When people first start to get interested in philosophy, something that most do is to try and develop or hone some good critical thinking skills. It’s important to know when you’re being bullshitted. And it’s important to understand what it is to have deductive validity.
A problem that occurs all too often is that people realize the power of skeptical arguments and begin to abuse them by going about deducting everything that they encounter to a state where no knowledge can exist at all, while failing to recognize that even skepticism is a founded concept and a system which indeed does have objective properties. It may be true that we can’t measure the boundaries of the universe, but it simply doesn’t follow that there can be no knowledge or facts.
The problem that I see is that these pseudo-skeptics use strong skeptical arguments in order to assert thier views and negate those of others while resting on a foundation which will necessarily negate even what’s left once they “win” the argument given that the point of view of skepticm is taken further enough along.

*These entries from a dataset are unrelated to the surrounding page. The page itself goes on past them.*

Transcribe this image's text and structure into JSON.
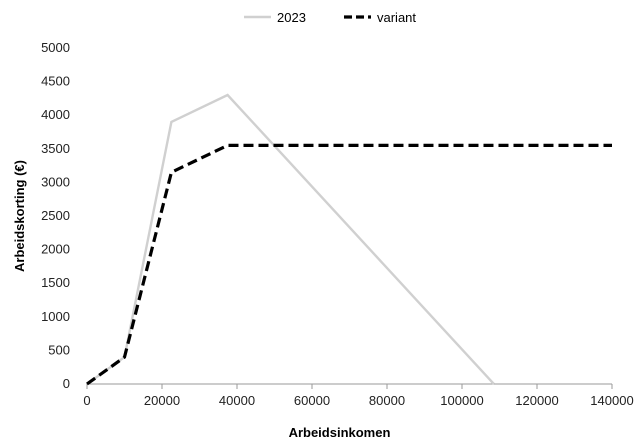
{
  "chart_data": {
    "type": "line",
    "title": "",
    "xlabel": "Arbeidsinkomen",
    "ylabel": "Arbeidskorting (€)",
    "xlim": [
      0,
      140000
    ],
    "ylim": [
      0,
      5000
    ],
    "x_ticks": [
      0,
      20000,
      40000,
      60000,
      80000,
      100000,
      120000,
      140000
    ],
    "y_ticks": [
      0,
      500,
      1000,
      1500,
      2000,
      2500,
      3000,
      3500,
      4000,
      4500,
      5000
    ],
    "grid": false,
    "legend_position": "top",
    "series": [
      {
        "name": "2023",
        "color": "#d0d0d0",
        "style": "solid",
        "points": [
          [
            0,
            0
          ],
          [
            10000,
            400
          ],
          [
            22500,
            3900
          ],
          [
            37500,
            4300
          ],
          [
            108500,
            0
          ]
        ]
      },
      {
        "name": "variant",
        "color": "#000000",
        "style": "dashed",
        "points": [
          [
            0,
            0
          ],
          [
            10000,
            400
          ],
          [
            22500,
            3150
          ],
          [
            37500,
            3550
          ],
          [
            140000,
            3550
          ]
        ]
      }
    ]
  }
}
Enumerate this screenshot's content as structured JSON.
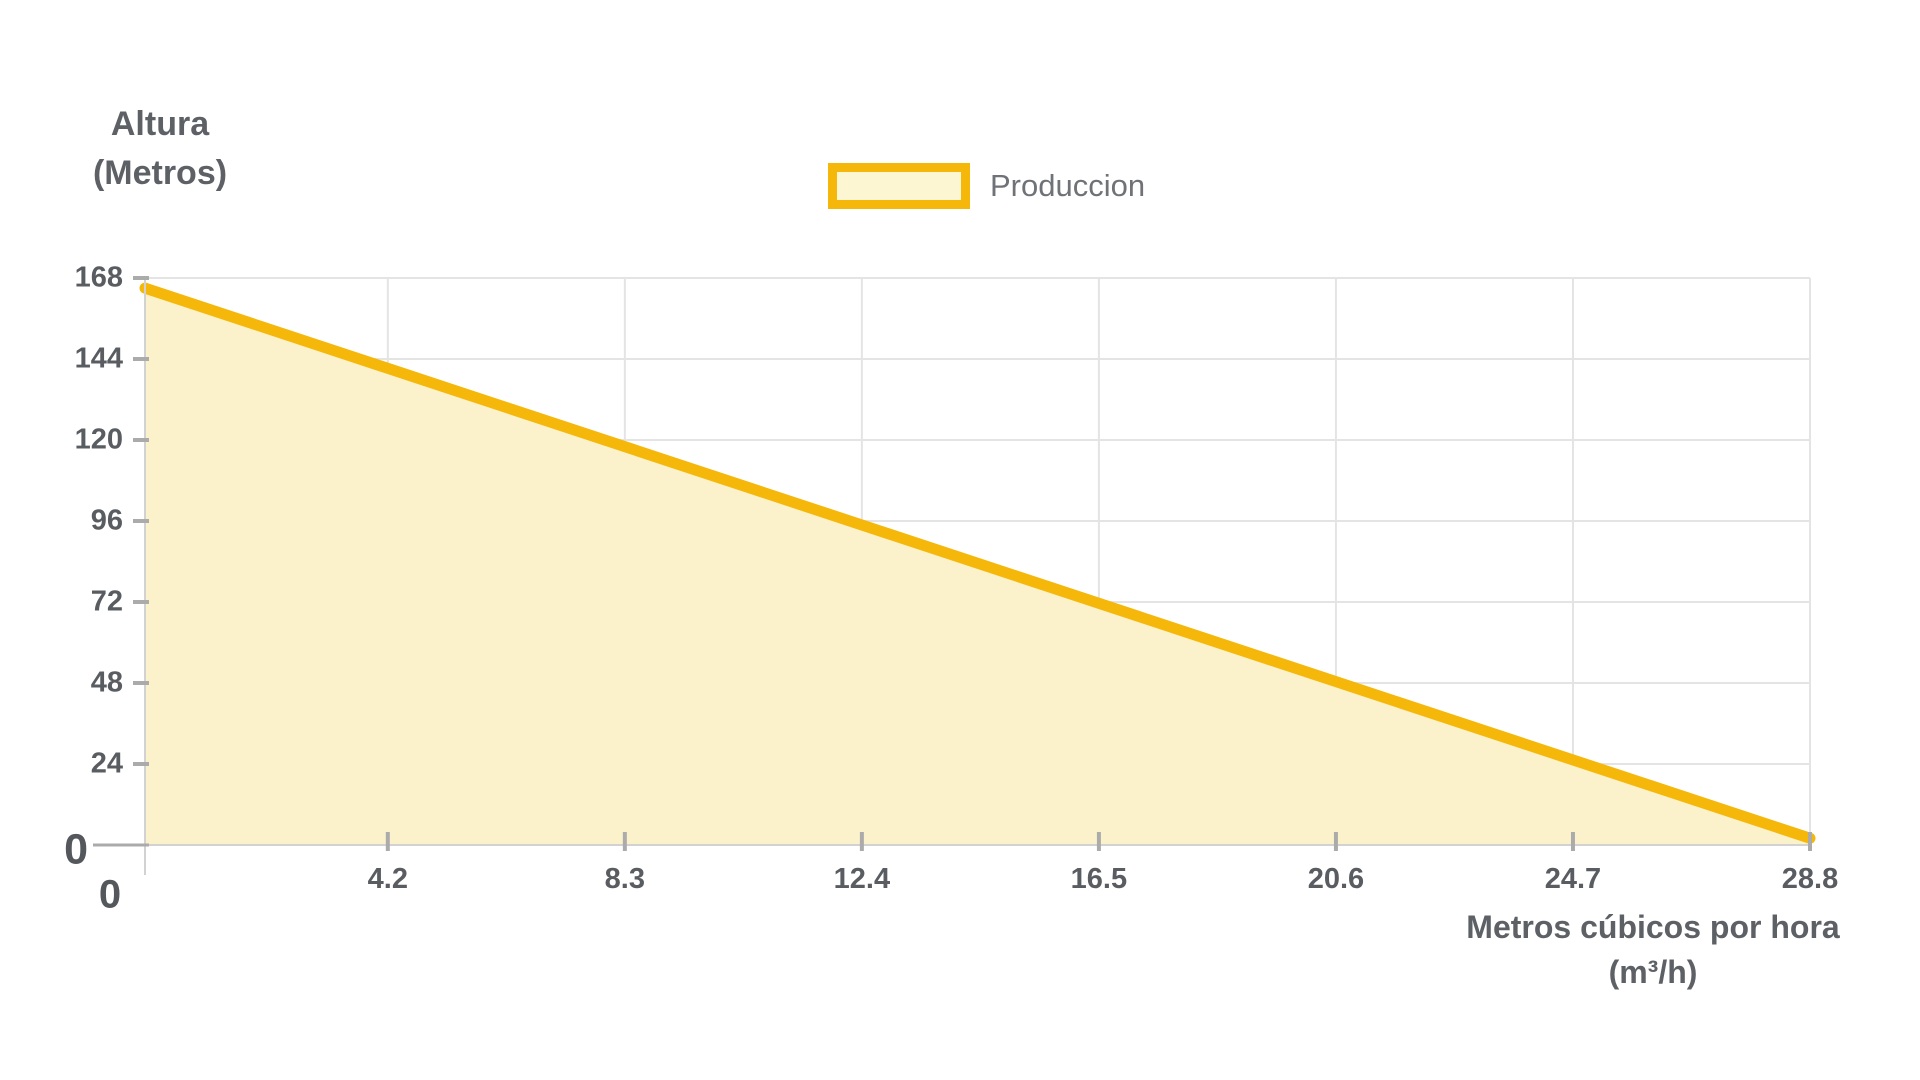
{
  "chart_data": {
    "type": "area",
    "title": "",
    "series": [
      {
        "name": "Produccion",
        "points": [
          {
            "x": 0,
            "y": 165
          },
          {
            "x": 28.8,
            "y": 2
          }
        ]
      }
    ],
    "x": {
      "label_line1": "Metros cúbicos por hora",
      "label_line2": "(m³/h)",
      "ticks": [
        4.2,
        8.3,
        12.4,
        16.5,
        20.6,
        24.7,
        28.8
      ],
      "origin_label": "0",
      "lim": [
        0,
        28.8
      ]
    },
    "y": {
      "label_line1": "Altura",
      "label_line2": "(Metros)",
      "ticks": [
        168,
        144,
        120,
        96,
        72,
        48,
        24
      ],
      "origin_label": "0",
      "lim": [
        0,
        168
      ]
    },
    "grid": true,
    "legend": {
      "label": "Produccion",
      "position": "top-center"
    },
    "colors": {
      "line": "#F5B80A",
      "fill": "#FBF2CB",
      "legend_fill": "#FDF6D3",
      "grid": "#E4E4E4",
      "axis": "#D2D2D2",
      "tick_mark": "#ABABAB"
    }
  }
}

Some extreme cases that I’ve seen have held such notions that we can’t even have proof of simple moorean facts. I would hope that any reasonable thinker would admit that he in fact is who he is and that if he’s looking at his hands that he would admit that there are two hands, belonging to him, right in front of him.
The fact is that most skeptical arguments can be properly ignored under most circumstances. The positive thinker, (and I’m not talking about optimism or making lemonade when life gives you lemons) will move right along constructing systems which will continue to blur the vision of most people who advocate this strong skeptcism. Ask any scientist and they will agree.
The skeptics will find themselves unemployed, or incarcerated or hungry or poor while screaming out that none of these things are real, or that none of it is fair because it’s all just a delusion and there can be no foundation for such things. What gets me the most about this is that they often dismiss postive constructivist metaphysics while clinging on to the notion that the “cosmos” are full of chaos. I ask myself what exactly is the distinction here between “acceptable” skeptical or nihilistic metaphysics and that of positivism? On what grounds do we throw out the system builders metaphysics while maintaining a justification for the metaphysics of “chaotic cosmos”.
Anyway, skepicism is dead. If you don’t beleive me, go sit on a train track and try and deduct the train away as it approaches. Tell is that it has no foundation in the cosmos and that you wont be subject to is because you think it’s built from a bunch of delusions about time, space and causation. You’ll see what I’m talking about.